Firearm safety

Staff Sgt. Jeremy O’Shea, 2nd Battalion, 8th Cavalry Regiment, 1st Brigade Combat Team, 1st Cavalry Division, fires his rifle at silhouette targets Aug. 29 at the Hicksville Gun Range in Gatesville. The safety range was open to Ironhorse soldiers and spouses. About 70 firers participated.

Spc. Fred Brown | U.S. Army

GATESVILLE — In order to afford privately owned firearm owners the same safety opportunities as motorcycle riders, the 1st “Ironhorse” Brigade Combat Team, 1st Cavalry Division, hosted safety training at the Hicksville Gun Range in Gatesville on Aug. 29.

“From time to time everyone needs safety reinforcement,” said Staff Sgt. Alfred Dickens, the Ironhorse master gunner. “I have seen competitive shooters make mistakes. Professionals, who do this for a living, make mistakes, too. No one is above it.”

After spreading the word about the upcoming training for gun owners, about 70 Ironhorse soldiers and spouses signed up.

“I enjoy shooting and have been since I was a kid,” said Staff Sgt. Rockney Rhodes, an infantryman. “It is just fun to come out here and shoot to relieve some stress, shoot some rounds down range and just have fun.”

Adding to the safety instruction, the brigade also invited local experts.

Instructors from the concealed handgun license course for the state of Texas were invited to speak to the participants about weapon storage, what Texas considers safely stored, how to properly transport weapons and the registration process.

Before participants were allowed to fire their weapons, they were required, at a minimum, to wear eye and ear protection. If shooters were used to gloves, they were encouraged to wear those as well.

Participants used their personal weapons to better familiarize with them.

“We sometimes don’t have a lot of time on our off time to get out here, sharpen our skills, and to keep proper weapons handling in the forefront of their minds,” said David Sullivan, the Ironhorse safety officer.

The most common safety mistake firearm owners make is complacency, he said.

“You can never assume a weapon is clear,” Sullivan said. “You have to clear it yourself.
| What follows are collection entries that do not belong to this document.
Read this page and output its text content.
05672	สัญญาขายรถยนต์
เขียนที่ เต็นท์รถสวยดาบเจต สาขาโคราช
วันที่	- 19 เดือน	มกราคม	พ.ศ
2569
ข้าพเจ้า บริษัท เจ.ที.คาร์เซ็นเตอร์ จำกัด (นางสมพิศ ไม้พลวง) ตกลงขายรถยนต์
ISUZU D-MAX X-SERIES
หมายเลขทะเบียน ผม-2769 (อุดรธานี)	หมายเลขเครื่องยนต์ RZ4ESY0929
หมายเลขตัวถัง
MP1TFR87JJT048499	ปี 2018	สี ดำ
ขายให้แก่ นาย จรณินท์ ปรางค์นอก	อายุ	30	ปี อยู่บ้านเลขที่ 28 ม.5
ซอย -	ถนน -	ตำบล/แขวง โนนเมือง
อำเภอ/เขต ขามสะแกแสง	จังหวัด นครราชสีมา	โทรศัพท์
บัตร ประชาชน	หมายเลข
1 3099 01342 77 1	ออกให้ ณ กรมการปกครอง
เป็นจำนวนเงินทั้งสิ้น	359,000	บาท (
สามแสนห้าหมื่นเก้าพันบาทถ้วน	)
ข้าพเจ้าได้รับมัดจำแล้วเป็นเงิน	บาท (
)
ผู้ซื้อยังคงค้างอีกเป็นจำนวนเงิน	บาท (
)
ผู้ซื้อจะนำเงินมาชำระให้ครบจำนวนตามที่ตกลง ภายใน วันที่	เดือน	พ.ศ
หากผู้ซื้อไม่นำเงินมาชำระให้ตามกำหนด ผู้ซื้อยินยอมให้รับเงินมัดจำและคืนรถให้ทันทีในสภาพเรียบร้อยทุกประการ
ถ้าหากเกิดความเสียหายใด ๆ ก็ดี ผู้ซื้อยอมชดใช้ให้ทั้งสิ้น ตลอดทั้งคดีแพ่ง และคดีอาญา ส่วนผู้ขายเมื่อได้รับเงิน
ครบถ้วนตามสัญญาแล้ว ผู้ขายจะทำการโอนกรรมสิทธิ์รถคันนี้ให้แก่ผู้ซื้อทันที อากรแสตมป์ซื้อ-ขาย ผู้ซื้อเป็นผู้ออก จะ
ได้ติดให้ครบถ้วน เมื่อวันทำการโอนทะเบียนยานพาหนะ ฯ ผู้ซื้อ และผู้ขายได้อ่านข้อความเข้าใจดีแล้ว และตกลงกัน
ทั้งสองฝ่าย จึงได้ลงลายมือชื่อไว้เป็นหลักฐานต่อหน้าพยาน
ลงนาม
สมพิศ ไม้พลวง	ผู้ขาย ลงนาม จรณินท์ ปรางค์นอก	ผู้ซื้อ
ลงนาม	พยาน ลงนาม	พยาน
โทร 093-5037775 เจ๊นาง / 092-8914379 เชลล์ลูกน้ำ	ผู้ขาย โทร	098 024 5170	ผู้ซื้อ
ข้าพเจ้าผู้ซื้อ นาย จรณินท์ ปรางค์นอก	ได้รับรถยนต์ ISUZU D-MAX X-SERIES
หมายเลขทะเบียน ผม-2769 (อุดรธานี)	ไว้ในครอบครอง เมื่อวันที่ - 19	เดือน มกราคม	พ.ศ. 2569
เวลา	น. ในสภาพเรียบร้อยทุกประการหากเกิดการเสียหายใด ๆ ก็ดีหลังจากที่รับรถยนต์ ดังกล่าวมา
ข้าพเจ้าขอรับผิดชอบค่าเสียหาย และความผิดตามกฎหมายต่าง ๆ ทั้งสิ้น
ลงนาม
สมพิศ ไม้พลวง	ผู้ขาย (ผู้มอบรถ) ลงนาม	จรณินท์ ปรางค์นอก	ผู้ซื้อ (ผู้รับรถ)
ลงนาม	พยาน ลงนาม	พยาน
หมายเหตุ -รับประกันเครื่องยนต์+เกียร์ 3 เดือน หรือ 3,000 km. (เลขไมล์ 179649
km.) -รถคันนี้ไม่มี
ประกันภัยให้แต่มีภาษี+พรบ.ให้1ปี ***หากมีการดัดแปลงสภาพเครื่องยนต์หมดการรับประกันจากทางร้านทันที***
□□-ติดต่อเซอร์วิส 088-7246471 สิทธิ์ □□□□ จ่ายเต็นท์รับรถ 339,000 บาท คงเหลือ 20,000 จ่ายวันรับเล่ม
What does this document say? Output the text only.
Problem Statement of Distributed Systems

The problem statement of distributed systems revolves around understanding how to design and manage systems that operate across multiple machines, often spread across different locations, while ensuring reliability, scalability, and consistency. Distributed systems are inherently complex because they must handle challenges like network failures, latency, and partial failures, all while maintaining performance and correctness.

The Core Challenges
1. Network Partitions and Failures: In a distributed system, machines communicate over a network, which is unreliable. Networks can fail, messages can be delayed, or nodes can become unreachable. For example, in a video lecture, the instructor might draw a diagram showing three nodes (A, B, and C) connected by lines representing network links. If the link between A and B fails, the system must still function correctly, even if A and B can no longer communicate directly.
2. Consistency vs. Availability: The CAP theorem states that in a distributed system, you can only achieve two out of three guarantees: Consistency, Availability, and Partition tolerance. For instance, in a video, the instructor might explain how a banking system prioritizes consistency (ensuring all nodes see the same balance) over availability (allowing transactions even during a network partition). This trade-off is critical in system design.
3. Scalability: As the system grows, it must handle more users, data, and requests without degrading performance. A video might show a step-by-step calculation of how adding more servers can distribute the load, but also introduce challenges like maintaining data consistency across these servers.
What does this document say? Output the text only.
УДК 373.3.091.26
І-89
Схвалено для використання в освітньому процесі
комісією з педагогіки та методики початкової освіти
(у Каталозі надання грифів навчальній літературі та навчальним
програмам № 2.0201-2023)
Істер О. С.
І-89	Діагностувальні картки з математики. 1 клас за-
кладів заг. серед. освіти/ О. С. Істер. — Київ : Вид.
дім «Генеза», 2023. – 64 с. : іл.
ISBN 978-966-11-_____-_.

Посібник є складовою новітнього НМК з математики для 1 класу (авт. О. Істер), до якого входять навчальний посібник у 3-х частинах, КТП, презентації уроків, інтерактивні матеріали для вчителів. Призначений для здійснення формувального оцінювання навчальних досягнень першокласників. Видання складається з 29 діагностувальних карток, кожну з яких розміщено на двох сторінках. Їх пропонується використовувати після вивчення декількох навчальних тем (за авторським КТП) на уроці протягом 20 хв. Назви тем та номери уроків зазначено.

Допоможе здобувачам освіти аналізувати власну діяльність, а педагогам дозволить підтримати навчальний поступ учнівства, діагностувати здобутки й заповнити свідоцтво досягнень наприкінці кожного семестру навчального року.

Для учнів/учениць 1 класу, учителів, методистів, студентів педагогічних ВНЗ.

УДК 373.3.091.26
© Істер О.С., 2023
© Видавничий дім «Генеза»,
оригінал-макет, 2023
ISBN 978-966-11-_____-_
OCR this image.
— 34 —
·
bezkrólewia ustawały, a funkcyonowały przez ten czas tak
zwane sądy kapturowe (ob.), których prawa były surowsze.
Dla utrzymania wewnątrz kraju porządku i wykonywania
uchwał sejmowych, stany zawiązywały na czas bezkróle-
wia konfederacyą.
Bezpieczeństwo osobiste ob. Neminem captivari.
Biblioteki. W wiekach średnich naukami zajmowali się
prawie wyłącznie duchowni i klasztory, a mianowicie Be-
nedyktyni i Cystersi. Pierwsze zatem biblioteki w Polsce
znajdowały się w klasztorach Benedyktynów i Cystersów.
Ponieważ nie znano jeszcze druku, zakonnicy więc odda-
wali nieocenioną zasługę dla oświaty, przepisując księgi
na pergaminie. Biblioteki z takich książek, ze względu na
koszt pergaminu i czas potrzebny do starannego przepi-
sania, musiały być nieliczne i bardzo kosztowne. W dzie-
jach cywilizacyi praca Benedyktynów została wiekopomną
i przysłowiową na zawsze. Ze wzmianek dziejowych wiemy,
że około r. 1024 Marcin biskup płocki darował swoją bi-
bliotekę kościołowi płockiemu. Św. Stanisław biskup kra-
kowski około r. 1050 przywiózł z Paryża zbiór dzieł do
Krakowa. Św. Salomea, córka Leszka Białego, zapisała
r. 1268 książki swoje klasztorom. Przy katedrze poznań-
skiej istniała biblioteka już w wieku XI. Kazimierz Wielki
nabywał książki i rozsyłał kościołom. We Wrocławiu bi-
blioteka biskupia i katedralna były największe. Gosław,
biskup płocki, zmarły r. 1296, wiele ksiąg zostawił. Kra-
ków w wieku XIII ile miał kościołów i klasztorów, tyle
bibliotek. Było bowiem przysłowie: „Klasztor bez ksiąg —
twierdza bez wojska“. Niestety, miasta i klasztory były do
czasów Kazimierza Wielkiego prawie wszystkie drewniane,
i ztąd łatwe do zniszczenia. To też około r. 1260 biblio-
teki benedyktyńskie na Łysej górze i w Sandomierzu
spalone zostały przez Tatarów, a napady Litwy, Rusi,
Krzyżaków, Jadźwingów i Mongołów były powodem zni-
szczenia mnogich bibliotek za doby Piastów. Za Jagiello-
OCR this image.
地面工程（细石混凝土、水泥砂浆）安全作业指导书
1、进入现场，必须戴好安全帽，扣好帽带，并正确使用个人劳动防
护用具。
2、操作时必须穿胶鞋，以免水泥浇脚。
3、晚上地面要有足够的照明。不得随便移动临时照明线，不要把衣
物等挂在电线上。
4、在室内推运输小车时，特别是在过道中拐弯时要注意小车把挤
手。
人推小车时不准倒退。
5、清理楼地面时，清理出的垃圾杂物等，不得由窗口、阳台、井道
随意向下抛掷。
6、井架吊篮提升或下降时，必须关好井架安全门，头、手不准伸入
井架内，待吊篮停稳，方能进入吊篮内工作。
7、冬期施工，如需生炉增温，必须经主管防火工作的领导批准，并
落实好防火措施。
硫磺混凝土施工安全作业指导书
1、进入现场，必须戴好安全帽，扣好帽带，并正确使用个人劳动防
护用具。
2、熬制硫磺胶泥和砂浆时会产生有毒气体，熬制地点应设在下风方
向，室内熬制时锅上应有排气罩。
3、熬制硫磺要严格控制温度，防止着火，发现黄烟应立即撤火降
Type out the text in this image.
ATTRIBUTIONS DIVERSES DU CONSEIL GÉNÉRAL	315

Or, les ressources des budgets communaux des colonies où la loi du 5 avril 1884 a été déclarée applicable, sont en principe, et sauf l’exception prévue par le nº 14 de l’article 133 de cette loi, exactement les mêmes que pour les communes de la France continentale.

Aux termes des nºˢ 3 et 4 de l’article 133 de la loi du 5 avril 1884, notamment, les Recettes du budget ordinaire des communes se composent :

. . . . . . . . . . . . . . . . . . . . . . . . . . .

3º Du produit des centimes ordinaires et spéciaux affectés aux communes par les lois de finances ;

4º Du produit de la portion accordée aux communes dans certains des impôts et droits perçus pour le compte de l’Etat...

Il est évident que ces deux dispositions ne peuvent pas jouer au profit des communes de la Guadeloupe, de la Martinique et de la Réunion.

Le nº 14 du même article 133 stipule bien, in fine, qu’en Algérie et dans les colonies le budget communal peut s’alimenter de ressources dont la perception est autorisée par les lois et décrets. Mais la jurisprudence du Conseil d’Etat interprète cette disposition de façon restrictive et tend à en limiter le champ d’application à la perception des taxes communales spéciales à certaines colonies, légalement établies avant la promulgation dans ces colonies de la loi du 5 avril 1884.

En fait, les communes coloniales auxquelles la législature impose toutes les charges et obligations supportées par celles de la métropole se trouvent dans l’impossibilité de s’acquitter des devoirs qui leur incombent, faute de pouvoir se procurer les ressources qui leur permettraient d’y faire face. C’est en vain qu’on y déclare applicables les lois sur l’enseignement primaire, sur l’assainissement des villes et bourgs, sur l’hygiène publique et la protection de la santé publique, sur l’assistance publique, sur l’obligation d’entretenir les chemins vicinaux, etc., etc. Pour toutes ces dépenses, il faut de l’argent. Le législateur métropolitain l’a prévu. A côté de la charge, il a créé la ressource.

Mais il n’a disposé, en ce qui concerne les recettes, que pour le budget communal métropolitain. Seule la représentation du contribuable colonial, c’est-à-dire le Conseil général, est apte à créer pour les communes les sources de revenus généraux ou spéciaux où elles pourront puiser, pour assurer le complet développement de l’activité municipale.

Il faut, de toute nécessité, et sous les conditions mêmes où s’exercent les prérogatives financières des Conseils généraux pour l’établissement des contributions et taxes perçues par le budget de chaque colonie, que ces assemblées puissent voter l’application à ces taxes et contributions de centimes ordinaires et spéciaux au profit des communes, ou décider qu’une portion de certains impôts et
We have had a few incidences where we have had soldiers injured, because they failed to clear their weapon correctly ... if they get complacent, they start to take shortcuts and then get injured.”

Dickens said this training was specifically aimed toward younger soldiers who have never handled firearms outside the Army but then purchase one they aren’t familiar with.

“This will hopefully introduce them to people who ... can teach them, coach them, and mentor them,” Dickens said. “But the takeaway is, first and foremost, safety.”